The problem with the notion that the US government might embrace the “WikiLeaks phenomenon” is it flies in the face of the traditional attitude of government toward American society. Government officials, military spokesmen, corporate executives, and think tank intellectuals need secrecy to conduct the affairs of imperial and global politics. They need their day-to-day dealings to be kept from the public so they are not bothered by the citizenry or populist politics, which might force them to divert from whatever grand plan they have for the world.
The ACLU report concludes that secrets now hold value for a shorter period of time. It cites a 1970 Defense Department study, which found “classified scientific and technological information could only be expected to be kept secret for a few years—with one year being the most “reasonable” assumption.” This study concluded, “More might be gained than lost if our nation were to adopt… a policy of complete openness in all areas of information.” But, presidential administrations since 1970 have made a conscious choice, despite recommendations from the Coolidge Committee in 1956 and the Moynihan Commission in 1997 and studies like the 1970 DoD study, to not address the problem of excessive secrecy in government.

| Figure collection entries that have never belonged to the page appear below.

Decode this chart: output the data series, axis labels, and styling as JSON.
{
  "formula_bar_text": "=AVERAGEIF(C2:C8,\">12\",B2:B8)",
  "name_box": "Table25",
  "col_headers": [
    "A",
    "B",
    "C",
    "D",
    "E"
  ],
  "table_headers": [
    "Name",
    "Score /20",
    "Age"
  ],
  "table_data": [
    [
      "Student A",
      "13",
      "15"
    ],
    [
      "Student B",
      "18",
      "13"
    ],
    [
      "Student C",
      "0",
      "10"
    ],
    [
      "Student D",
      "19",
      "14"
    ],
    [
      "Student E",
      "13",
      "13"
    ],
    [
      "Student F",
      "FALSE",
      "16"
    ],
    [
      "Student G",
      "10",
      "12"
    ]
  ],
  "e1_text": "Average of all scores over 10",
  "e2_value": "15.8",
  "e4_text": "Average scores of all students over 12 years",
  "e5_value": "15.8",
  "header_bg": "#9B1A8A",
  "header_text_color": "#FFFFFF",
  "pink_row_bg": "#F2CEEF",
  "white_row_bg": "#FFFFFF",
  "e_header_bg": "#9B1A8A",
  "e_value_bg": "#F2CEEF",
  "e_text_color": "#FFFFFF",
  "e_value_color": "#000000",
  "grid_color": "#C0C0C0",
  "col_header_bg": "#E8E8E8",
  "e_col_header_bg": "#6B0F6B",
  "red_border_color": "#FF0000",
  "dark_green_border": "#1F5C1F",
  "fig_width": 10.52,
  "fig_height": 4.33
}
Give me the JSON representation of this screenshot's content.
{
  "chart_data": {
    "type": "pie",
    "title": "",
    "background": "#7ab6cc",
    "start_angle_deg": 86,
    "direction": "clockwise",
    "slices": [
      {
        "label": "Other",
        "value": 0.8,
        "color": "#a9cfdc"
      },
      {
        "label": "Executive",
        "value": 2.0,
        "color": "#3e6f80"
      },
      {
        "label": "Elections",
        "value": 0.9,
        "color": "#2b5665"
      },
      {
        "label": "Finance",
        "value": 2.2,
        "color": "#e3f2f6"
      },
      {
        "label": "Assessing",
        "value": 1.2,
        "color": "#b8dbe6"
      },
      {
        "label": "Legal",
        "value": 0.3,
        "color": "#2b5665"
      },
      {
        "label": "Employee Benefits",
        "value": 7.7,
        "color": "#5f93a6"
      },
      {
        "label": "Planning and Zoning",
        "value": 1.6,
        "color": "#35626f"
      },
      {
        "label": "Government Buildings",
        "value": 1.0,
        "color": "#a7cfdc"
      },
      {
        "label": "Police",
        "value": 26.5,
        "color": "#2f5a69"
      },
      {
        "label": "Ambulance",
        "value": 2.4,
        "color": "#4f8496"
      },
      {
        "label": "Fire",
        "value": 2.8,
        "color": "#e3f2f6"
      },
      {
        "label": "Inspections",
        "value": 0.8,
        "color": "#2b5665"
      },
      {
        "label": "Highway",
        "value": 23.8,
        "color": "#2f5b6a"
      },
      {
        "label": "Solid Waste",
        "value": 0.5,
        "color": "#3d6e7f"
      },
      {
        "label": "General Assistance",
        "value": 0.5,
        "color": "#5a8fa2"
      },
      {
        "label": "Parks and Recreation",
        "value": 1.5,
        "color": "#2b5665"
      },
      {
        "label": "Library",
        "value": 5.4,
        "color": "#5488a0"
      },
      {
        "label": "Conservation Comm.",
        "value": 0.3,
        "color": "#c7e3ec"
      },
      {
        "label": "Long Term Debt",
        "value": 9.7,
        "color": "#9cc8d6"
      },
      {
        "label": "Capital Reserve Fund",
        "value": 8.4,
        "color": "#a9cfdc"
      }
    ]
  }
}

The result is a world where organizations like WikiLeaks thrive and ad-hoc, underground and loosely defined organizations like Anonymous flourish. The US government cannot escape this growing trend of openness. The US government will either open government up and become a society that upholds the same values of free society that WikiLeaks trumpets or the US government will further clampdown on flow of information, effectively ensuring the service WikiLeaks provides to the world is vital and that it, in cooperation with various media partners, continues to evolve as a media organization.